A Dark Topography
By Max Cooper
31 Dec 2007
When people ask me what kind of things I shoot, I have a hard time answering. I generally end up listing my ingredients like a waitress in a seedy diner: Trains, roads, trucks, gas stations.
It's hard to say what these photos actually include. What's worse, it is impossible to describe what each photo leaves out: How the wind blows down the empty interstate, how your hands look in the light from a gas station, how your teeth chatter from fear and a freight train's rumble.
I can say that these photographs are about darkness. I do my best to create a scene in which the subject is elusive and the landscape is empty. Here in the Appalachians on the North Carolina/Tennessee border, you can't throw a rock without hitting something elusive and empty.
Some nights I think there's more to it than that. It's about faith, maybe, in the face of all that darkness. The whisper you hear when you count off the seconds of the exposure. Maybe it's about photography itself, a medium whose default state is darkness.
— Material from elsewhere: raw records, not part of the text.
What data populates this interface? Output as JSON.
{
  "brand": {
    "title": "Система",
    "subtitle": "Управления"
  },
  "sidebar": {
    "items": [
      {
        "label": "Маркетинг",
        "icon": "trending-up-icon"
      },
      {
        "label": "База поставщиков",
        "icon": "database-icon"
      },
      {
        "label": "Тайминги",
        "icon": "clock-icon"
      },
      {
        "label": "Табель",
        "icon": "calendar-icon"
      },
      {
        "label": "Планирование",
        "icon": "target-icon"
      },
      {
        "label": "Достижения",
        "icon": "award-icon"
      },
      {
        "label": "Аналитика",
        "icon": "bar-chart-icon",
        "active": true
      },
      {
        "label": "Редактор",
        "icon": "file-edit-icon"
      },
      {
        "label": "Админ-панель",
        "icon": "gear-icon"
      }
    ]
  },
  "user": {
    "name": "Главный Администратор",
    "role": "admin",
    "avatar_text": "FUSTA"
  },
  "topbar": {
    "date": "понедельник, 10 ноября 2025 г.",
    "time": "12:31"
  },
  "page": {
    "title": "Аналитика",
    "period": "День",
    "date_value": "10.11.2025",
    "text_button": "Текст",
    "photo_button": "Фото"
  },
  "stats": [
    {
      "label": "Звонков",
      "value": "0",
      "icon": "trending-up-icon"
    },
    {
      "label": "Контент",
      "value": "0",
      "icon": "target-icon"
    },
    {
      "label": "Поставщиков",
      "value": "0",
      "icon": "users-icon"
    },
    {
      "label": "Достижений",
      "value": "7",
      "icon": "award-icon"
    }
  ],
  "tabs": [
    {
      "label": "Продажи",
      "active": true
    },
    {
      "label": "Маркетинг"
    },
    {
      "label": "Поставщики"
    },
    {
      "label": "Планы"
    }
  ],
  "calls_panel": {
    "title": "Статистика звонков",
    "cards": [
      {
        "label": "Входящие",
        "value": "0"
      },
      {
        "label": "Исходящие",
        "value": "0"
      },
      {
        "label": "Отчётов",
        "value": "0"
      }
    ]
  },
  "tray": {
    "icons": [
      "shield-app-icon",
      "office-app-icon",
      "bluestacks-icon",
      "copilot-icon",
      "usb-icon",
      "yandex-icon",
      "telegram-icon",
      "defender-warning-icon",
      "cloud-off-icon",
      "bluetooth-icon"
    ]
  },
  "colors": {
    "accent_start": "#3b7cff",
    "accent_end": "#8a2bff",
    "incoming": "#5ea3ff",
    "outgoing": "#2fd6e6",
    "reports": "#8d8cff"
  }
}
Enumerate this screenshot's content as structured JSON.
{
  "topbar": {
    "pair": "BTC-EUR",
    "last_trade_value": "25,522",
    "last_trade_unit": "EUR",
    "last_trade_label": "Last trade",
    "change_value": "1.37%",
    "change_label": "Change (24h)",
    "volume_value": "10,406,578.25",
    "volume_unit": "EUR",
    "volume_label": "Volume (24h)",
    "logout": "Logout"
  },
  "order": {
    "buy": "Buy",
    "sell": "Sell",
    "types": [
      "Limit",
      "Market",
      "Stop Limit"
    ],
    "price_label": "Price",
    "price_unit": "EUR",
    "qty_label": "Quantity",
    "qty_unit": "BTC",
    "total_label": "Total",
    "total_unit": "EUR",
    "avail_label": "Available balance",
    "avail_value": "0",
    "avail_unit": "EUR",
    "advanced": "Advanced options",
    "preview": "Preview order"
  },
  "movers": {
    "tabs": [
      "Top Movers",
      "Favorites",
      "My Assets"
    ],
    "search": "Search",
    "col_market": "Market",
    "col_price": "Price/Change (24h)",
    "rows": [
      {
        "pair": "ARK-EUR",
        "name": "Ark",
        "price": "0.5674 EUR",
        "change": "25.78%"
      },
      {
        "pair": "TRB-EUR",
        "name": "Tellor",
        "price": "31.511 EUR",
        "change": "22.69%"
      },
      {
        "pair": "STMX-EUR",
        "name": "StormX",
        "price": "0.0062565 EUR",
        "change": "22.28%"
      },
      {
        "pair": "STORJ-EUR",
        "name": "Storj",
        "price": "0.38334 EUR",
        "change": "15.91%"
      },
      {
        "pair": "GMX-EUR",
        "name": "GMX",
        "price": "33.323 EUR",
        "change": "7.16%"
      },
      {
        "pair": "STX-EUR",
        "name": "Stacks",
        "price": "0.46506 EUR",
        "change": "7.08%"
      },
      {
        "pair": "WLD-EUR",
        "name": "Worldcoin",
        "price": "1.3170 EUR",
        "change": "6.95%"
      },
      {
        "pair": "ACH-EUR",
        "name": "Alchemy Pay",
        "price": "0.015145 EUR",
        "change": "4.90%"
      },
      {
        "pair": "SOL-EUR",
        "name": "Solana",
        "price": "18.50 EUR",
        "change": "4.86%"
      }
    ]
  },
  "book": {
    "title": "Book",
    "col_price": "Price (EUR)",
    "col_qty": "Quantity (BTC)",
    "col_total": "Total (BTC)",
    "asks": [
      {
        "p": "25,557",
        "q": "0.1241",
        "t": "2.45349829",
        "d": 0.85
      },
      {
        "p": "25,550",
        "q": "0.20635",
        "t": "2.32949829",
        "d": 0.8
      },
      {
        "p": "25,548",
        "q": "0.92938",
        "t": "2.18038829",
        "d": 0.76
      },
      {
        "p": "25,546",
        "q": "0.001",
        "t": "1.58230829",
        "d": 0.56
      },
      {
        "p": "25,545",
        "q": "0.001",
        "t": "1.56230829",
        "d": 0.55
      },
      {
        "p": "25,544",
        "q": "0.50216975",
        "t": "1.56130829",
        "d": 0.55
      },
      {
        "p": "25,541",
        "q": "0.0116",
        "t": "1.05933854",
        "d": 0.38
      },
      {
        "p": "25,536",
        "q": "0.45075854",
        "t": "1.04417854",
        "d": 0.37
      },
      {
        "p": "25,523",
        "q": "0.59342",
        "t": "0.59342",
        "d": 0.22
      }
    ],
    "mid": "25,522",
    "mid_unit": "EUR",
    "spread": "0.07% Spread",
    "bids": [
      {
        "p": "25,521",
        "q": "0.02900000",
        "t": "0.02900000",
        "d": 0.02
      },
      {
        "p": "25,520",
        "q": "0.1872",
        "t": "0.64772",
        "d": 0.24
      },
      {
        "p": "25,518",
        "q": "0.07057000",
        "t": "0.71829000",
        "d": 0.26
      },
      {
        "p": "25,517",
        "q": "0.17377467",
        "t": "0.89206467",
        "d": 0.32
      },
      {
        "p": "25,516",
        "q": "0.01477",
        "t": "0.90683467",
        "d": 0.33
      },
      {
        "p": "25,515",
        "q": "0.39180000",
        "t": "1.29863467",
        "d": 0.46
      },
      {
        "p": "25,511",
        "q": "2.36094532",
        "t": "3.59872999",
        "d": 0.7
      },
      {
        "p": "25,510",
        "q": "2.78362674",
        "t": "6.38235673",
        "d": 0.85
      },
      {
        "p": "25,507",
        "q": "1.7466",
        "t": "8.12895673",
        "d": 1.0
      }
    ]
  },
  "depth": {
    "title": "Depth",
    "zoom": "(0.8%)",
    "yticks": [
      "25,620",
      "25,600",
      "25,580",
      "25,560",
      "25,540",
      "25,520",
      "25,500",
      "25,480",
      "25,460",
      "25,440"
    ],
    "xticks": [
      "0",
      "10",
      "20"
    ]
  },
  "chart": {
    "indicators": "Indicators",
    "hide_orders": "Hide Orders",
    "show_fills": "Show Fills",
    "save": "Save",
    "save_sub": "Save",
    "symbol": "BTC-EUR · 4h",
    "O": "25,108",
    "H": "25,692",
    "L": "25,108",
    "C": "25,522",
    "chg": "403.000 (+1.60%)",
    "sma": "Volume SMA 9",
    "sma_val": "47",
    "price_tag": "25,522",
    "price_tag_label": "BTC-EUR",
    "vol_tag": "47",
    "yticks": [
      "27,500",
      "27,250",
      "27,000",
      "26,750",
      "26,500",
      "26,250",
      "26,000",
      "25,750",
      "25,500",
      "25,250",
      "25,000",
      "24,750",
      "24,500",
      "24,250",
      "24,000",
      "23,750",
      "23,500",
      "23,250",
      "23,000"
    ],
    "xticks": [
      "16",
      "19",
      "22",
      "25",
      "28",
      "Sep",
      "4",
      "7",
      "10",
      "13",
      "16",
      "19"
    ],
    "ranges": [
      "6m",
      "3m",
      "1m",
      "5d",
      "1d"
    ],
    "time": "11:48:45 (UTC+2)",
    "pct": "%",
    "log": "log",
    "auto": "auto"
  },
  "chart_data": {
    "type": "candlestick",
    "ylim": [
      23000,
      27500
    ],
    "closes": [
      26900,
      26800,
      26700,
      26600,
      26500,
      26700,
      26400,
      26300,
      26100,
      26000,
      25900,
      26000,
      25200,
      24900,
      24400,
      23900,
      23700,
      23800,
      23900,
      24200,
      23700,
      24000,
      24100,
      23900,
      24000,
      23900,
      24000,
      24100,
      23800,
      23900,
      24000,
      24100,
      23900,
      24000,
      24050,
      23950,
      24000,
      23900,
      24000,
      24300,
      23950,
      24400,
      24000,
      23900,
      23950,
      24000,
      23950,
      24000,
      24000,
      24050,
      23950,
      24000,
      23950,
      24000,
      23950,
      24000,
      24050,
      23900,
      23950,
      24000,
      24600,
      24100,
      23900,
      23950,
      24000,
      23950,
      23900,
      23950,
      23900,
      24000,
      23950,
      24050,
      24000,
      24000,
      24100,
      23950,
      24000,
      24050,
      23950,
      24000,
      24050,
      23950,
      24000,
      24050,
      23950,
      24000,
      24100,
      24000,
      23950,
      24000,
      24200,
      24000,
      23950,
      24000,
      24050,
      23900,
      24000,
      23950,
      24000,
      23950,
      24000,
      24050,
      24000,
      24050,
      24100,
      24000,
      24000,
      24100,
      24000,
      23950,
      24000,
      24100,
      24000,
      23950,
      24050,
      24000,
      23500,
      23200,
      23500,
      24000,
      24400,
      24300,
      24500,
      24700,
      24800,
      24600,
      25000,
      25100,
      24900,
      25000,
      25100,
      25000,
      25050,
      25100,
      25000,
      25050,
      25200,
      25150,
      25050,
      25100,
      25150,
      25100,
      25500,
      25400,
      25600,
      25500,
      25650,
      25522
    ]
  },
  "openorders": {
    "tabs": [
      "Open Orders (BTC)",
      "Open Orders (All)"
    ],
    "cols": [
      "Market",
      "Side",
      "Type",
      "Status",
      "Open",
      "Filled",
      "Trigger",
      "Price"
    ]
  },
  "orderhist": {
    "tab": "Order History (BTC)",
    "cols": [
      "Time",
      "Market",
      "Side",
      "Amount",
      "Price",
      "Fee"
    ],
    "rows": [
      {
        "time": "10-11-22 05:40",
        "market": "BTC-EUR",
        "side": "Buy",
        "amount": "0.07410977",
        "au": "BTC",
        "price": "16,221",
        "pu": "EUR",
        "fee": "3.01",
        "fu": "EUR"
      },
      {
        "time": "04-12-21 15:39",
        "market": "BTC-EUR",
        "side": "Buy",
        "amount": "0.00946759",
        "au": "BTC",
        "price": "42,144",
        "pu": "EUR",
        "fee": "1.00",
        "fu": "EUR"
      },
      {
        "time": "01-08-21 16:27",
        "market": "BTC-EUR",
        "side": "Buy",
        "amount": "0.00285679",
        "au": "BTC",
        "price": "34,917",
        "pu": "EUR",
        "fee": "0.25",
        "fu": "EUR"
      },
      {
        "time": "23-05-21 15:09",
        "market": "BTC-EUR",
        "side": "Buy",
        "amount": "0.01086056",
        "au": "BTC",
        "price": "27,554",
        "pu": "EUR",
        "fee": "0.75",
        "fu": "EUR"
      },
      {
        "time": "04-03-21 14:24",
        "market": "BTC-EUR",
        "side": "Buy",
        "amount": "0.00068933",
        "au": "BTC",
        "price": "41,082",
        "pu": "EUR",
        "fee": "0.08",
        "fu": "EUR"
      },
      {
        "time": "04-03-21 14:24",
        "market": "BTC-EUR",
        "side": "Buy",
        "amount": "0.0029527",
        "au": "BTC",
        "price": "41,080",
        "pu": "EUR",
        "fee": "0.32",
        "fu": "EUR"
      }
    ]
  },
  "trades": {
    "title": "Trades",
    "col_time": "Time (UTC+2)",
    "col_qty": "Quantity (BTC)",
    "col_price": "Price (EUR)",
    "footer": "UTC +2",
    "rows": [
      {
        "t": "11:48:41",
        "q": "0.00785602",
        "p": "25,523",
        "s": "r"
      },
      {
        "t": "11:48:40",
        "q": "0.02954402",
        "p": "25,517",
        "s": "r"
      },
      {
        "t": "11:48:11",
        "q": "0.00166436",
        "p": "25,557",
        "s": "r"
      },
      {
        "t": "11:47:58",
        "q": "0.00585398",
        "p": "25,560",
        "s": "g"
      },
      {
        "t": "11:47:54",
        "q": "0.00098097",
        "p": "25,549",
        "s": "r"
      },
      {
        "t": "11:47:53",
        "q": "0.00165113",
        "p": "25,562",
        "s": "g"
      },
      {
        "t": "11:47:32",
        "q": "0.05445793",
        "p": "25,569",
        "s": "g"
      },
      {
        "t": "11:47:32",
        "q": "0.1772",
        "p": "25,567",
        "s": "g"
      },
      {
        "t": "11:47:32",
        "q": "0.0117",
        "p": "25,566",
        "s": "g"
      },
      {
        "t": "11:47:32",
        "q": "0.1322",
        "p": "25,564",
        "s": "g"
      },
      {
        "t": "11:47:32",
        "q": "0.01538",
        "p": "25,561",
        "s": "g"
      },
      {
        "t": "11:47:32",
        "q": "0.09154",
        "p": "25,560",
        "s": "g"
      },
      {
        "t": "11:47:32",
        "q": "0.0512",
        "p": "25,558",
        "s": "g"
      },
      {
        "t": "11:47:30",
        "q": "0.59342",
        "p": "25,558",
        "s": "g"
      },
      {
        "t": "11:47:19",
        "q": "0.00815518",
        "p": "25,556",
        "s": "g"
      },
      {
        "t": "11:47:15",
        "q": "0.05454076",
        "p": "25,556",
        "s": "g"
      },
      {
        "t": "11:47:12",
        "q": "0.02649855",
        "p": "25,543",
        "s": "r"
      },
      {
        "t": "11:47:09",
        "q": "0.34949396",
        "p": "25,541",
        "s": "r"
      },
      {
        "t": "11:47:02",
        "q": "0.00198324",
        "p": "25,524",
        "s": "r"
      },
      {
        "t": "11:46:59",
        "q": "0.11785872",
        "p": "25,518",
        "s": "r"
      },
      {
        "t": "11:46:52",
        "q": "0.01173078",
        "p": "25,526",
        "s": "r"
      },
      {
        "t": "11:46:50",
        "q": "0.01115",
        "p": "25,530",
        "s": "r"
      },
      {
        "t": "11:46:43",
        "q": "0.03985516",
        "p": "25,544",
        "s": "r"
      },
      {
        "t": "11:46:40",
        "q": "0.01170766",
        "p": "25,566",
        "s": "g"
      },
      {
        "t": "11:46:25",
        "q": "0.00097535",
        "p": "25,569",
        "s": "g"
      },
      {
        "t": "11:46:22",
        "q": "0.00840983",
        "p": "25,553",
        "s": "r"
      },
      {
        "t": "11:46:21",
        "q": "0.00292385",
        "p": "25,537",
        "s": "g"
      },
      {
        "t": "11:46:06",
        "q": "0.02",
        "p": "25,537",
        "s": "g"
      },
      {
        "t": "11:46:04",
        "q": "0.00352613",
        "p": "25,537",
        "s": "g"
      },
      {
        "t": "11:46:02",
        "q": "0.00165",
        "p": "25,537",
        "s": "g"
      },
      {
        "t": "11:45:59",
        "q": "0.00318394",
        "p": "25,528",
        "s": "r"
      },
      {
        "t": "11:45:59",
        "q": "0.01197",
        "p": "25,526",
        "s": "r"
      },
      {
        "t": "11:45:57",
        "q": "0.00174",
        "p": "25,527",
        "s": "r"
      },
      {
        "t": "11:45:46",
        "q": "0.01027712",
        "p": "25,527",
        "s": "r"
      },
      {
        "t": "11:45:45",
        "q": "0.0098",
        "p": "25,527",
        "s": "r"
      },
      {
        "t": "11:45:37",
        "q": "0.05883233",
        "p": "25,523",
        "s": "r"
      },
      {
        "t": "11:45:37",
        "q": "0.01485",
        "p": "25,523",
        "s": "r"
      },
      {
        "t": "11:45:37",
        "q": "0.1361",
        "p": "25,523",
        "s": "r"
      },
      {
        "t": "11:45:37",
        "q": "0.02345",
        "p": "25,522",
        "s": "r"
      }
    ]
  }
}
Maybe it's about the residue that humanity leaves in a place, our asphalt, shifting lights, and strange signs.
Other nights I am doubtful. This work is void, a document of aborted communications. The colossal, illuminated cross is just another road sign with its bold and simple declaration. An engine's three headlamps, and the arcing lights there by the tracks warn no one, because no one is there to warn. I photograph the runaway truck ramp head on, knowing the interstate behind me is empty.
If nothing else, this work is topographic. It documents place, here in the mountains, where place is all we have. These are our roads, our streetlights, the things we see at night. These are the words we paint on our barns when the Lord moves us. And this is the darkness we seek to illuminate.